Marc Zakharovich Chagall (July 6, 1887 – March 28, 1985) was a Russian-French artist. An early modernist, he was associated with several major artistic styles and created works in virtually every artistic medium: painting, book illustrations, stained glass, stage sets, ceramic, tapestries and fine art prints. Chagall's work is emotionally charged, full of rich imagery, and heavily thematic. Blending Russian-Jewish iconography with Christian symbolism, Chagall's paintings are characterized by an otherworldly, dream-like setting--rendered in an almost child-like style. Although superficially whimsical, the subject of his work is profound; he was heavily influenced by the turmoil surrounding World War II. In fact, in 1941 Chagall’s name was added by the director of the Museum of Modern Art (MOMA) in New York City to a list of artists and intellectuals deemed most at risk from the Nazis’ anti-Jewish campaign.
Chagall’s fascination with lithography came later in his life. He was 63 years old when he began to study with printmaker Charles Sorlier in 1950. The collaboration between Sorlier and Chagall resulted in astoundingly beautiful pieces of art. Chagall was a perfectionist and was involved in every step of the printmaking process--from proofing and retouching to ensuring the destruction of imperfect prints. Their artistic pairing resulted in some of the most beloved works in Chagall's entire artistic oeuvre.

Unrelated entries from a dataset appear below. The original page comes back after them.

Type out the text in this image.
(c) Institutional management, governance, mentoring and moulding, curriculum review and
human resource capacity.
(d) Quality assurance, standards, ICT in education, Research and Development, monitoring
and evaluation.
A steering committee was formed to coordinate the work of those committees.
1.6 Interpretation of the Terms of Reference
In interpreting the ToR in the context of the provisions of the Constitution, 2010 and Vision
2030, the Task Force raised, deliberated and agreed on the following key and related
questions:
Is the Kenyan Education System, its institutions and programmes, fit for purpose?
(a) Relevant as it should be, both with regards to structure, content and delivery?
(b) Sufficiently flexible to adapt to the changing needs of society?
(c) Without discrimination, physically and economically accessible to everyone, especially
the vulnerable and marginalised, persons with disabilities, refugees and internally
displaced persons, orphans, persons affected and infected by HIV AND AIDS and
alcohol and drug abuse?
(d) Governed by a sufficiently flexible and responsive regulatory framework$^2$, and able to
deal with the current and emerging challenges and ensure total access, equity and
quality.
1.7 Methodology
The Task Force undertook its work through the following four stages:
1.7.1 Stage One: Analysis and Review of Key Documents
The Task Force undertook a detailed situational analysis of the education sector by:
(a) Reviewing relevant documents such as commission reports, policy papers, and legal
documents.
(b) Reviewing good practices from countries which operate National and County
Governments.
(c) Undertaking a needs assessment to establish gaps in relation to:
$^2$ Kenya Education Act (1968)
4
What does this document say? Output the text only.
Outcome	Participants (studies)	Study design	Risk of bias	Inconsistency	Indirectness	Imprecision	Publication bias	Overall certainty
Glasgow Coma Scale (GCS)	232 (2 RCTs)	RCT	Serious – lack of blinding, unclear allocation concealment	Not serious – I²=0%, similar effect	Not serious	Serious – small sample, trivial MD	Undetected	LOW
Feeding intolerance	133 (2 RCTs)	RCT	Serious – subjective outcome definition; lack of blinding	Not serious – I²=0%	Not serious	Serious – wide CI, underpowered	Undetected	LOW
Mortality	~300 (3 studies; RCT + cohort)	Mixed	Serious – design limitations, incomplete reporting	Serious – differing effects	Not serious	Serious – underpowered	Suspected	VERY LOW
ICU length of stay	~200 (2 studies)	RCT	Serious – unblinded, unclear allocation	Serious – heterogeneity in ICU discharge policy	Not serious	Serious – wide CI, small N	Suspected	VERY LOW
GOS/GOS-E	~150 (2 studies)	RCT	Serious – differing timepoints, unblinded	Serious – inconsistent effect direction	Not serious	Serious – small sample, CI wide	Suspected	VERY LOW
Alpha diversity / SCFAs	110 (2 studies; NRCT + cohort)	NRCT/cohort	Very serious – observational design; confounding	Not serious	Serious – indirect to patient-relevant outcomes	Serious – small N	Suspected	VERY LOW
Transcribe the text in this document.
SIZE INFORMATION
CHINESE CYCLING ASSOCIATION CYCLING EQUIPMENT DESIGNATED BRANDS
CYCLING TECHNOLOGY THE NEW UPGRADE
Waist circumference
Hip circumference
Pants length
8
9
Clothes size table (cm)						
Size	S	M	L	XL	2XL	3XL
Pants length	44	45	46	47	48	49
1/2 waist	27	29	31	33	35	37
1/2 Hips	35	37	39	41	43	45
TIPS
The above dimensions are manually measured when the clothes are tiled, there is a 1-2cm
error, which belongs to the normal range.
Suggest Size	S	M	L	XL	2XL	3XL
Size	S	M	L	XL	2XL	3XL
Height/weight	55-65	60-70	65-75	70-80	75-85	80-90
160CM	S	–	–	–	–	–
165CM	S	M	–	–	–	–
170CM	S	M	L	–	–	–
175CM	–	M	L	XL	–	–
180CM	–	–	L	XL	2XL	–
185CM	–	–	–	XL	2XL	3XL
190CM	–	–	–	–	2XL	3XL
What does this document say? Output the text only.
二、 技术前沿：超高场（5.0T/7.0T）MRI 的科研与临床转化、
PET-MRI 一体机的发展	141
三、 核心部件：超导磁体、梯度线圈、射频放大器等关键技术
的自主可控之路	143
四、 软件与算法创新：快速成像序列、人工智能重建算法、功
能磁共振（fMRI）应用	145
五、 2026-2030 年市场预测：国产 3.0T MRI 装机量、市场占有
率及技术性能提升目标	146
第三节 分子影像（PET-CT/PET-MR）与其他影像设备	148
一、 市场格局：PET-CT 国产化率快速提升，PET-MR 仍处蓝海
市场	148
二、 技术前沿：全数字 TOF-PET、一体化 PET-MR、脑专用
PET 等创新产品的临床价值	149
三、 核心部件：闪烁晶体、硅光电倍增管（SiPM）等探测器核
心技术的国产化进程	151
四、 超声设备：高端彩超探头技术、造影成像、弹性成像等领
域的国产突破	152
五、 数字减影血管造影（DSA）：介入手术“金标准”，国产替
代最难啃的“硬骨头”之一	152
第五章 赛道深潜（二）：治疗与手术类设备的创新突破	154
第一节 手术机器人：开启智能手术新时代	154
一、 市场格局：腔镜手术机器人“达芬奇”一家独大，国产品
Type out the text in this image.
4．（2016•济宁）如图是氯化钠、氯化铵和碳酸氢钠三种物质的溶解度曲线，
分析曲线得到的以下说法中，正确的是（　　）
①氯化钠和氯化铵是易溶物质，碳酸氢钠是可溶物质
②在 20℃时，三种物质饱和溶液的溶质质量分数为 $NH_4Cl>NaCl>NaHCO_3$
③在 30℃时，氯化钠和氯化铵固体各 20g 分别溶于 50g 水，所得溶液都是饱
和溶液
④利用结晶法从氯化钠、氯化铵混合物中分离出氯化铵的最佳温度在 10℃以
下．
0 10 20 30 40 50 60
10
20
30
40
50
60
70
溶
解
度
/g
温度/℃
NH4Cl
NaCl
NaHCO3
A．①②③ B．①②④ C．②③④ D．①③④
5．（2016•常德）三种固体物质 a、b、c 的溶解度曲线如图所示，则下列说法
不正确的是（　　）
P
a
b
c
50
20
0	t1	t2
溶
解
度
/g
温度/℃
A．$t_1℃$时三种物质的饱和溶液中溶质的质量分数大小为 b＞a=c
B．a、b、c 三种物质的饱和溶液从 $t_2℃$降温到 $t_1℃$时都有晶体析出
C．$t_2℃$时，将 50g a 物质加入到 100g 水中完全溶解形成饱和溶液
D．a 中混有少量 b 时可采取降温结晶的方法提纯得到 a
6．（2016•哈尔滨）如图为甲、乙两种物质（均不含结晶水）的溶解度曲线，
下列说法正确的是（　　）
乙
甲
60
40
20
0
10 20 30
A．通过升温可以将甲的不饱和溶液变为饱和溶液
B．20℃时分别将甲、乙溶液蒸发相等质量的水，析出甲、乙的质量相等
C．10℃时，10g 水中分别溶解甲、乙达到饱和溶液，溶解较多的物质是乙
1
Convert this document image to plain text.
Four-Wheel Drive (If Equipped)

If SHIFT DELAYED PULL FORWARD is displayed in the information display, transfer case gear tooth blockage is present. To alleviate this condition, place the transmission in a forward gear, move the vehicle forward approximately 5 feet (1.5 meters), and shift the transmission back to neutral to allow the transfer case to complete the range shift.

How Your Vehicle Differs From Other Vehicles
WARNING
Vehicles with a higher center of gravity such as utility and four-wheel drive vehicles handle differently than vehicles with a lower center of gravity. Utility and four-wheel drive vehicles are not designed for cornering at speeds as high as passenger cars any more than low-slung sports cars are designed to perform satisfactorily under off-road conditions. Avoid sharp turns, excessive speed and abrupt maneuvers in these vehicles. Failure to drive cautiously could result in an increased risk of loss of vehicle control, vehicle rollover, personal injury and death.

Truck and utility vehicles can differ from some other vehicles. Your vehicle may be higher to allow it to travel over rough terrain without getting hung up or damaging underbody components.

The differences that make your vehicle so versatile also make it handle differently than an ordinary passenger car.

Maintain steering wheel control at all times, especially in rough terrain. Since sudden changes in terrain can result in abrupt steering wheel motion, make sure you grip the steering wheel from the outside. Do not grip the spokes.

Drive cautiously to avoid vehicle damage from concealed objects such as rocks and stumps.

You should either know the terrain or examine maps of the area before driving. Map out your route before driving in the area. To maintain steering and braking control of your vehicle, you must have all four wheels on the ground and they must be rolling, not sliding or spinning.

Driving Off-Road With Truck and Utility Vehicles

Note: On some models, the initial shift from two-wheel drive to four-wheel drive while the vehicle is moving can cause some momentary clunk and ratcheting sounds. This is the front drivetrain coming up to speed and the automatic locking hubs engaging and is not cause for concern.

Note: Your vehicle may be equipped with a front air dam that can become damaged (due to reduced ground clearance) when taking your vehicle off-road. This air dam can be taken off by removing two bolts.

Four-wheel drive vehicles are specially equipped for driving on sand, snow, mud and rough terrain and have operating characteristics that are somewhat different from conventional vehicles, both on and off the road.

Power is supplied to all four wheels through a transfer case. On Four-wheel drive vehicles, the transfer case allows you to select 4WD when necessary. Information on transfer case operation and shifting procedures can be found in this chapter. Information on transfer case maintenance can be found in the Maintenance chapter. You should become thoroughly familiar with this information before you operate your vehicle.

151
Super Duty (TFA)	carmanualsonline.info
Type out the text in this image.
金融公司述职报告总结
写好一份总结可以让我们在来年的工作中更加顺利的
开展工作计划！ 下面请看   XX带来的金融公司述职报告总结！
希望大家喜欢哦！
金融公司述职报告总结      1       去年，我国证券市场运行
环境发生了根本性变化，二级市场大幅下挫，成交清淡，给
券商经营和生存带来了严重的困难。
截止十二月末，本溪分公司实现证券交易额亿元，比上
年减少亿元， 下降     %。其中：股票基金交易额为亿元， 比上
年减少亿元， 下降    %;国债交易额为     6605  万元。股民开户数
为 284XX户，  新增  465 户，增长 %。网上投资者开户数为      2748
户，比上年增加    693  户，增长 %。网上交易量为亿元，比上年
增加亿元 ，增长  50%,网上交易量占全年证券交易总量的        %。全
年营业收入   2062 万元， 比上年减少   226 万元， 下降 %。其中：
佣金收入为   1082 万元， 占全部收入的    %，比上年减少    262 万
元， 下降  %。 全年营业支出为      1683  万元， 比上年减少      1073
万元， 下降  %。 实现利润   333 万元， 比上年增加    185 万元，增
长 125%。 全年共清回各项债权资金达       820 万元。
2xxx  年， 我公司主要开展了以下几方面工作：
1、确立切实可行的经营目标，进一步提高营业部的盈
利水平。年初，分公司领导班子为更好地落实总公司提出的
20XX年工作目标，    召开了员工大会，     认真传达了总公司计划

Much of his later principal work exists in the form of large-scale commissions around the world. Among the highlights from this period are the U.N. building in New York City (completed 1964), the ceiling of the Paris Opéra (completed 1964); and murals for the New York Metropolitan Opera (completed 1964), for whom he also designed the sets and costumes for a 1967 production of Wolfgang Amadeus Mozart’s The Magic Flute.
In 1977 Chagall received the Grand Medal of the Legion of Honor, France’s highest accolade. That year, he also became one of only a handful of artists in history to receive a retrospective exhibition at the Louvre.
He died in 1985, at the age of 97, leaving behind an expansive collection of work along with an inspirational legacy as an iconic Jewish artist and pioneer of modernism.